Treasury Reissues Rules to Enforce Cyber Sanctions on Foreign Adversaries
The rules could apply to any new executive order related to the national security emergency President Obama declared in 2015, in advance of a cybersecurity agreement with China.
The Treasury Department’s Office of Foreign Assets Control is adding new general licenses to the rules that determine whether they issue sanctions for undermining cybersecurity.
“OFAC is adding three new general licenses to the regulations: a general license authorizing the investment and reinvestment of certain funds … a general license authorizing the official business of the U.S. government … and a general license authorizing certain official business of international entities and organizations,” reads a notice published in the Federal Register Tuesday.
The rules were first published to implement President Barack Obama’s April 2015 executive order approving sanctions for malicious cyber activity. They are being reissued to account for subsequent related orders and laws regarding cybersecurity threats from foreign adversaries, including Russia.
The original executive order does not specifically mention China, but was a precursor to an agreement between Obama and China’s Xi Jinping, on what sorts of cyber activity—theft of intellectual property, for example—should be off limits. In 2020, President Donald Trump invoked the same emergency powers to issue Executive Order 13959: “Addressing the Threat From Securities Investments That Finance Communist Chinese Military Companies.”
The revamped rules, which include key definitions—for terms such as “significant activities undermining cybersecurity,” for example—come as the executive branch again aims to appear tough on China.

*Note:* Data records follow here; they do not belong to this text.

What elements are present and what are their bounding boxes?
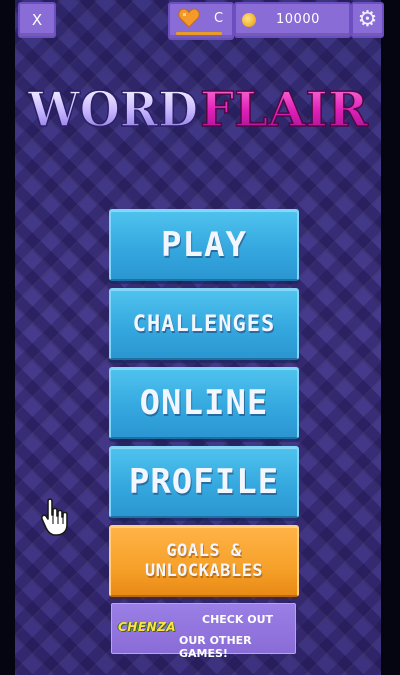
profile-button[interactable]: PROFILE — [109, 446, 299, 518]
challenges-button[interactable]: CHALLENGES — [109, 288, 299, 360]
other-games-banner[interactable]: CHENZA CHECK OUT OUR OTHER GAMES! — [111, 603, 296, 660]
goals-unlockables-button[interactable]: GOALS & UNLOCKABLES — [109, 525, 299, 597]
promo-line2: OUR OTHER GAMES! — [179, 634, 252, 660]
goals-label-line2: UNLOCKABLES — [144, 561, 264, 581]
logo-flair: FLAIR — [200, 82, 369, 138]
goals-label-line1: GOALS & — [166, 541, 242, 561]
settings-button[interactable]: ⚙ — [351, 2, 384, 38]
logo-word: WORD — [27, 82, 198, 138]
hand-pointer-icon — [41, 498, 68, 536]
online-button[interactable]: ONLINE — [109, 367, 299, 439]
coins-counter[interactable]: 10000 — [234, 2, 351, 38]
promo-line1: CHECK OUT — [202, 613, 274, 626]
online-button-label: ONLINE — [139, 383, 269, 423]
gear-icon: ⚙ — [357, 7, 378, 32]
left-letterbox — [0, 0, 15, 675]
chenza-logo: CHENZA — [118, 620, 177, 634]
close-button[interactable]: X — [18, 2, 56, 38]
lives-label: C — [214, 11, 224, 26]
challenges-button-label: CHALLENGES — [132, 311, 276, 337]
right-letterbox — [381, 0, 400, 675]
lives-progress-bar — [176, 32, 222, 35]
game-logo: WORD FLAIR — [26, 81, 370, 139]
close-button-label: X — [31, 11, 43, 29]
play-button[interactable]: PLAY — [109, 209, 299, 281]
coins-value: 10000 — [276, 12, 320, 27]
coin-icon — [242, 13, 256, 27]
play-button-label: PLAY — [161, 225, 247, 265]
heart-icon — [178, 8, 200, 28]
lives-counter[interactable]: C — [168, 2, 234, 40]
profile-button-label: PROFILE — [128, 462, 280, 502]
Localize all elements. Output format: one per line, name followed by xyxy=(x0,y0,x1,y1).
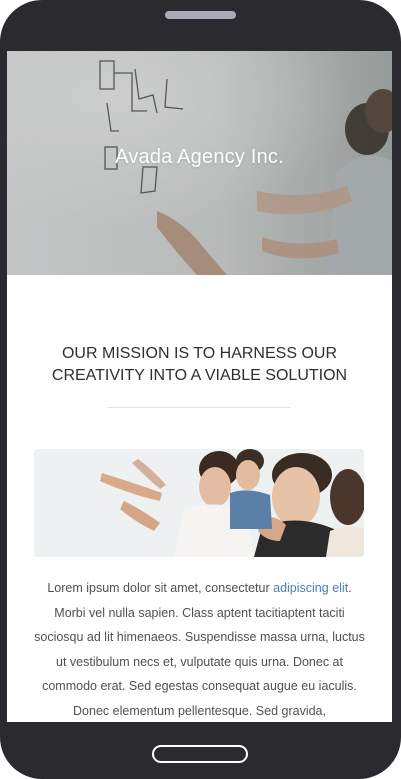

The U.S. recently banned chipmaker NVIDIA from exporting goods there—barring a special license—and the administration is reportedly considering other related executive orders, including one that would curtail U.S. investments to Chinese entities.
According to the Federal Register notice, the regulations will apply to the implementation of sanctions under current U.S. policy, “as well as sanctions that may be set forth in any future executive orders issued pursuant to the national emergency declared in E.O. 13694.”